Experts underlined the need for regional cooperation to expedite trade, address climate change concerns and overcome food insecurity in South Asia.

Speaking at a two-day seminar on ‘Regional cooperation on trade, climate change and food security in South Asia: Some reflections and way forward,’ organised by South Asia Watch on Trade, Economics and Environment (SAWTEE) in the capital today, they also stressed that all South Asian countries should work in tandem to increase intra-regional trade, and fight widespread poverty that has been a perennial problem for the region.

Addressing the inaugural session of the seminar, officiating secretary at the Ministry of Foreign Affairs Shanker Das Bairagi highlighted the need to promote more investment in agriculture to address food insecurity.

He also stressed that SAFTA should expedite work to address non-tariff barriers (NTBs) for significant progress has already been made in reducing tariffs and eliminating quantitatives restrictions. He also urged the participants to provide informed inputs to strengthen regional cooperation in South Asia, which will be taken by the 18th SAARC Summit to be held in Kathmandu in November.

Likewise, advisor to the Prime Minister Dr Dinesh Bhattarai, on the occasion, reiterated that increasing intra-regional trade is essential to accelerate economic growth in South Asia.

He highlighted that given South Asia’s vulnerability to climate change impacts, well coordinated efforts at national, regional and global levels are necessary.

Stressing on the need to make agriculture employment decent in the region Bhattarai pointed out that inclusive collaboration between governments, private sector and relevant stakeholders is key to effectively address trade, climate change and food security concerns in the region.

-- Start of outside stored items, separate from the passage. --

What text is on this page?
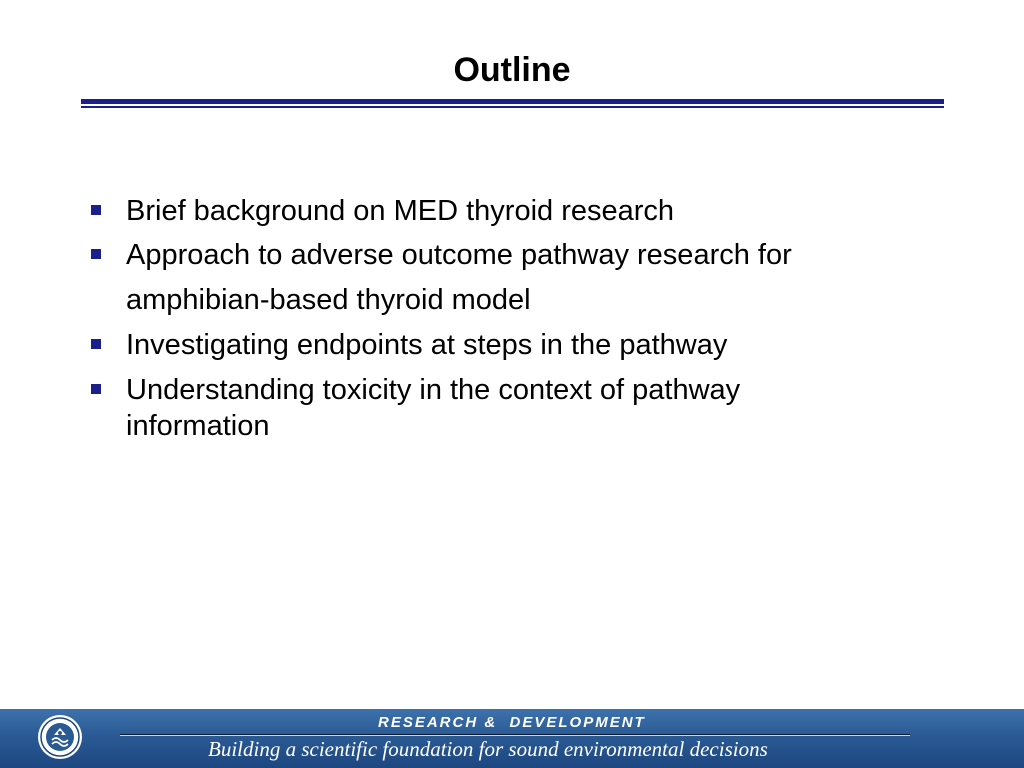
Outline
Brief background on MED thyroid research
Approach to adverse outcome pathway research for
amphibian-based thyroid model
Investigating endpoints at steps in the pathway
Understanding toxicity in the context of pathway
information
RESEARCH &  DEVELOPMENT
Building a scientific foundation for sound environmental decisions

As the chair of the session executive chairman at the SAWTEE Dr Posh Raj Pandey appreciated the positive developments that have taken place in South Asia over the past few years, mainly in terms of increasing economic growth and reducing poverty. “However, true potential of regional cooperation is yet to be realised,” he said.

Making a presentation on the ninth WTO Ministerial Decision on Food Security, he argued that public stock-holding of food for food security purpose might not be helpful to stabilise prices as envisaged, and called for regional cooperation by prohibiting export bans, coordinating price and trade policies, enhancing cooperation in the area of agricultural research, and increasing investment in agriculture.

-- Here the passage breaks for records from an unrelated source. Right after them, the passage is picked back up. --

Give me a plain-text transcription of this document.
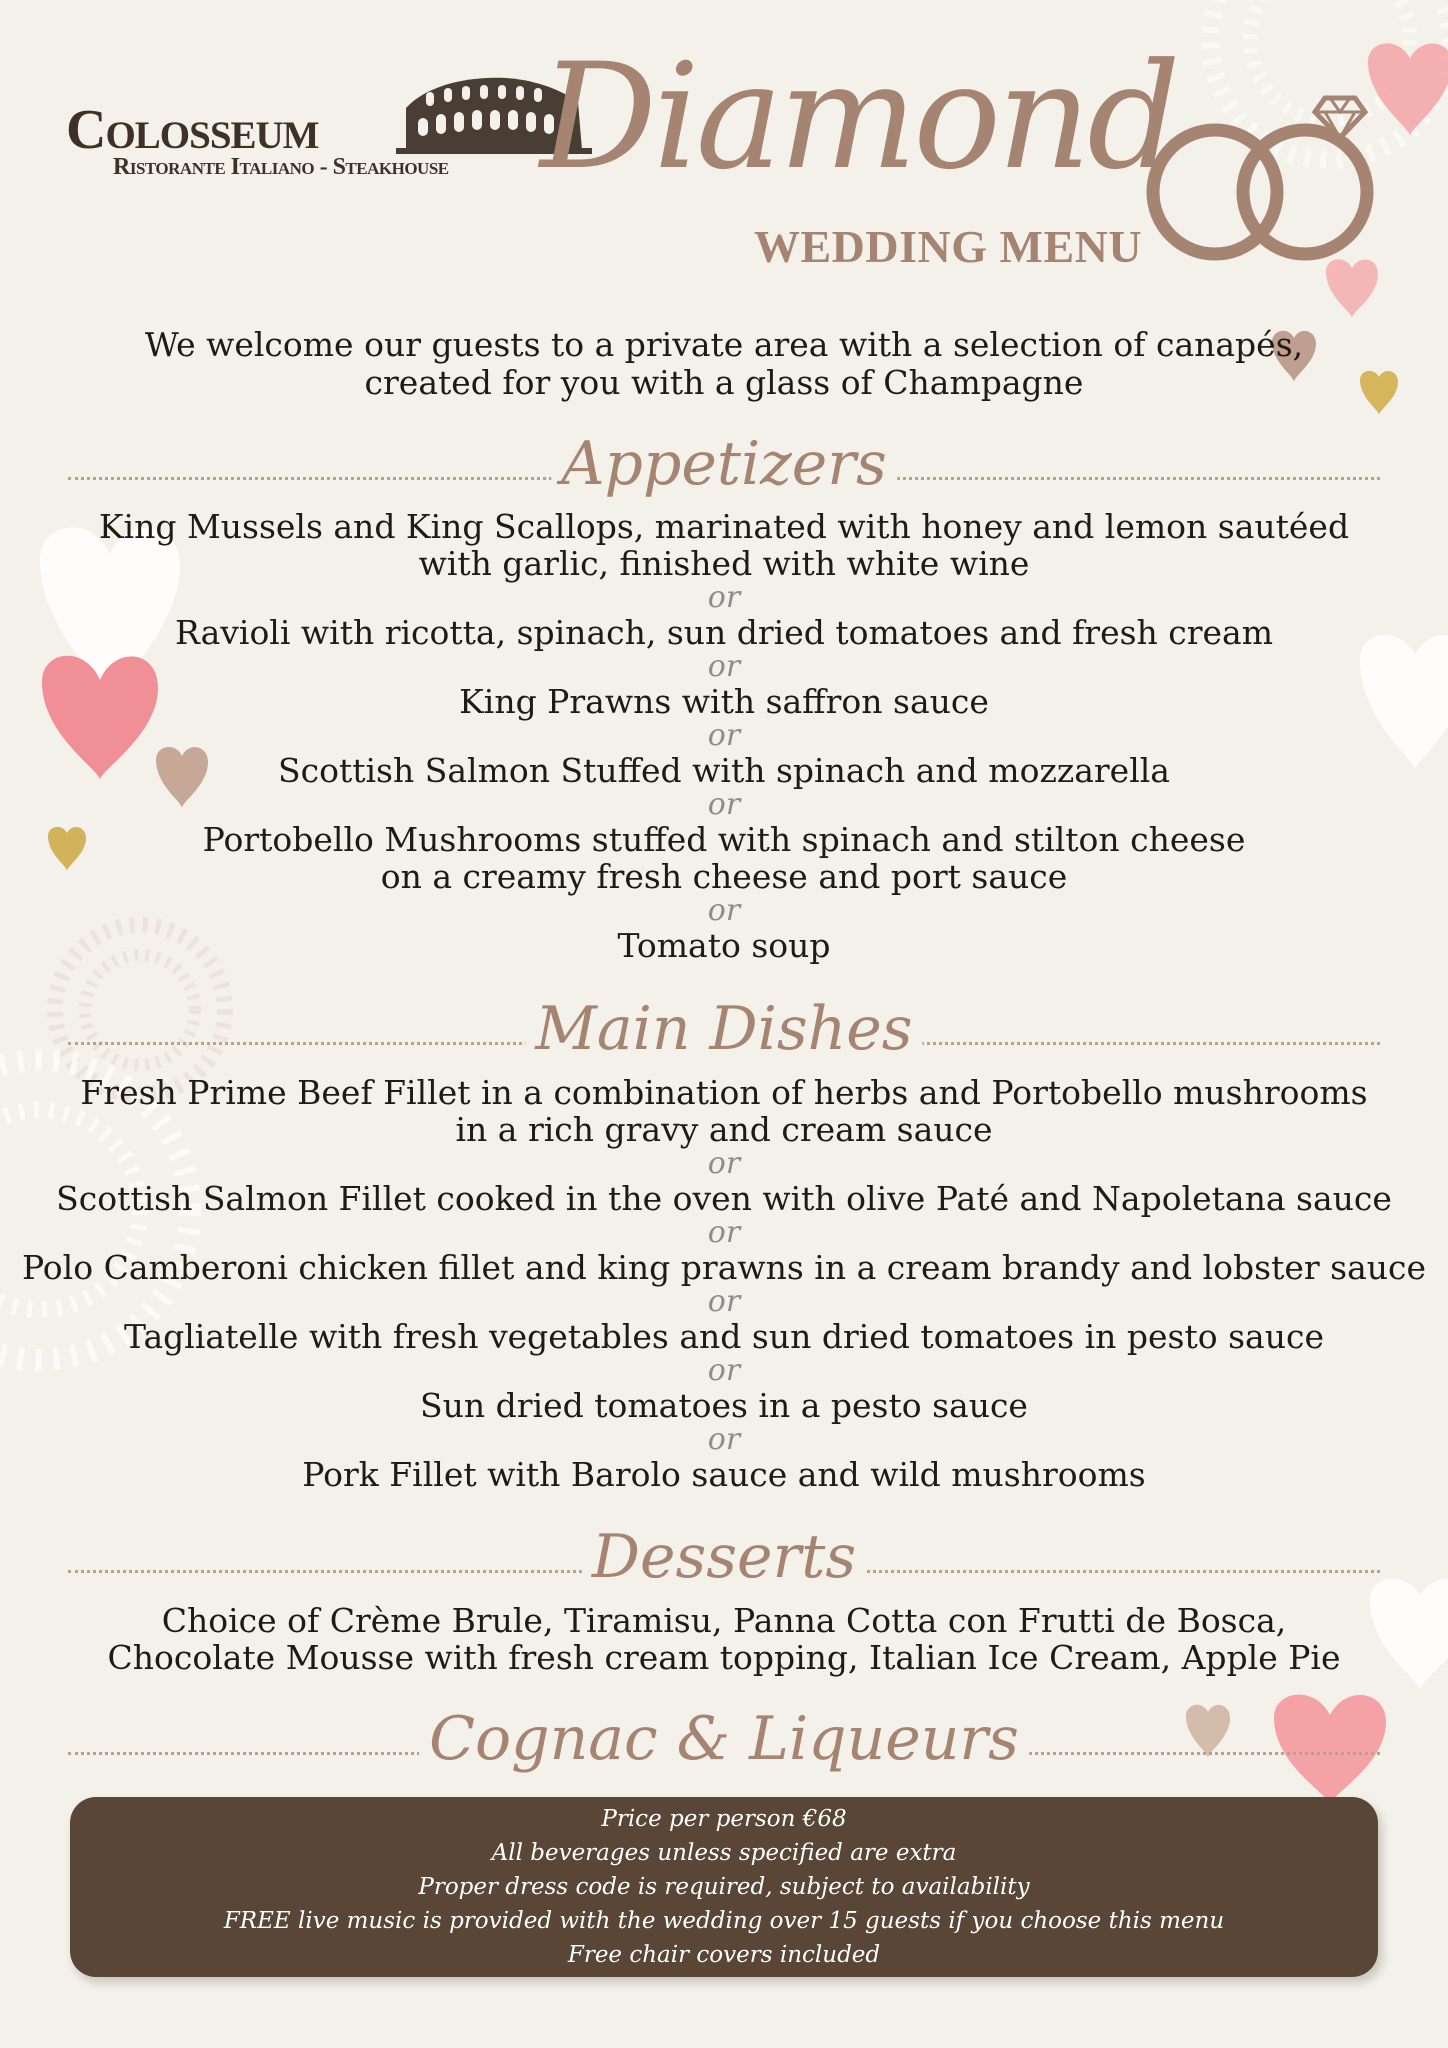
Colosseum
Ristorante Italiano - Steakhouse Diamond
WEDDING MENU
We welcome our guests to a private area with a selection of canapés,
created for you with a glass of Champagne
Appetizers
King Mussels and King Scallops, marinated with honey and lemon sautéed
with garlic, finished with white wine
or
Ravioli with ricotta, spinach, sun dried tomatoes and fresh cream
or
King Prawns with saffron sauce
or
Scottish Salmon Stuffed with spinach and mozzarella
or
Portobello Mushrooms stuffed with spinach and stilton cheese
on a creamy fresh cheese and port sauce
or
Tomato soup
Main Dishes
Fresh Prime Beef Fillet in a combination of herbs and Portobello mushrooms
in a rich gravy and cream sauce
or
Scottish Salmon Fillet cooked in the oven with olive Paté and Napoletana sauce
or
Polo Camberoni chicken fillet and king prawns in a cream brandy and lobster sauce
or
Tagliatelle with fresh vegetables and sun dried tomatoes in pesto sauce
or
Sun dried tomatoes in a pesto sauce
or
Pork Fillet with Barolo sauce and wild mushrooms
Desserts
Choice of Crème Brule, Tiramisu, Panna Cotta con Frutti de Bosca,
Chocolate Mousse with fresh cream topping, Italian Ice Cream, Apple Pie
Cognac & Liqueurs
Price per person €68
All beverages unless specified are extra
Proper dress code is required, subject to availability
FREE live music is provided with the wedding over 15 guests if you choose this menu
Free chair covers included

Similarly, research director at SAWTEE Puspa Sharma stressed the need to prioritise food security, while highlighting that non-operationalisation of the SAARC Food Bank that is a testament to the region’s lack of concern over growing food insecurity.

Similarly, executive director at the Enhanced Integrated Framework (EIF) Secretariat in Geneva Dr Ratnakar Adhakari talked on the role of Aid for Trade (AfT) and EIF in providing assistance and support to least-developed countries, including in South Asia, for the implementation of trade facilitation measures and commitments under the Trade Facilitation Agreement of the WTO.

He also highlighted that at present, nearly 82 per cent of total AfT funding for trade facilitation in South Asia is concentrated in Afghanistan, and therefore, there is a need to increase and diversify the funding to other South Asian countries.

In one of the sessions, participants also dwelt upon the issue of non-operationalisation of the SAARC Food Bank, and viewed that the mechanism, as it exists, is more beneficial for the smaller economies of the region. However, even to make it work for them, there is need to make changes in some of the operational procedures.

About 50 participants, including 25 from other South Asian countries, representing governments, civil society, private sector, academia also discussed on the importance of developing a regional transit agreement in South Asia to benefit from intra-regional trade.